DDoS detection based on traffic self-similarity
Thesis DisciplineComputer Science
Degree GrantorUniversity of Canterbury
Degree NameMaster of Science
Distributed denial of service attacks (or DDoS) are a common occurrence on the internet and are becoming more intense as the bot-nets, used to launch them, grow bigger. Preventing or stopping DDoS is not possible without radically changing the internet infrastructure; various DDoS mitigation techniques have been devised with different degrees of success. All mitigation techniques share the need for a DDoS detection mechanism. DDoS detection based on trafﬁc self-similarity estimation is a relatively new approach which is built on the notion that undis- turbed network trafﬁc displays fractal like properties.
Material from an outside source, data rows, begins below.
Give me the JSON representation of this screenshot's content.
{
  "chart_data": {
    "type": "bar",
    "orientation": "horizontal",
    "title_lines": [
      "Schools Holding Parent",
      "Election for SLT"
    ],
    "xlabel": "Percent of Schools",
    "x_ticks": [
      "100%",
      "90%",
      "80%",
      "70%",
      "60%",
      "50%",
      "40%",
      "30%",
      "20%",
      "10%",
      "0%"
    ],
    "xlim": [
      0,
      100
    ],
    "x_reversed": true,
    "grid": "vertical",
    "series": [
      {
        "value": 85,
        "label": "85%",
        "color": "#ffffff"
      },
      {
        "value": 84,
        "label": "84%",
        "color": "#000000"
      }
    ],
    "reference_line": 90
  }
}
These fractal like properties are known to degrade in presence of abnormal trafﬁc conditions like DDoS. Detection is possible by observing the changes in the level of self-similarity in the trafﬁc ﬂow at the target of the attack. Existing literature assumes that DDoS trafﬁc lacks the self-similar properties of undisturbed trafﬁc. We show how existing bot- nets could be used to generate a self-similar trafﬁc ﬂow and thus break such assumptions. We then study the implications of self-similar attack trafﬁc on DDoS detection. We ﬁnd that, even when DDoS trafﬁc is self-similar, detection is still possible. We also ﬁnd that the trafﬁc ﬂow resulting from the superimposition of DDoS ﬂow and legitimate trafﬁc ﬂow possesses a level of self-similarity that depends non-linearly on both relative trafﬁc intensity and on the difference in self-similarity between the two incoming ﬂows.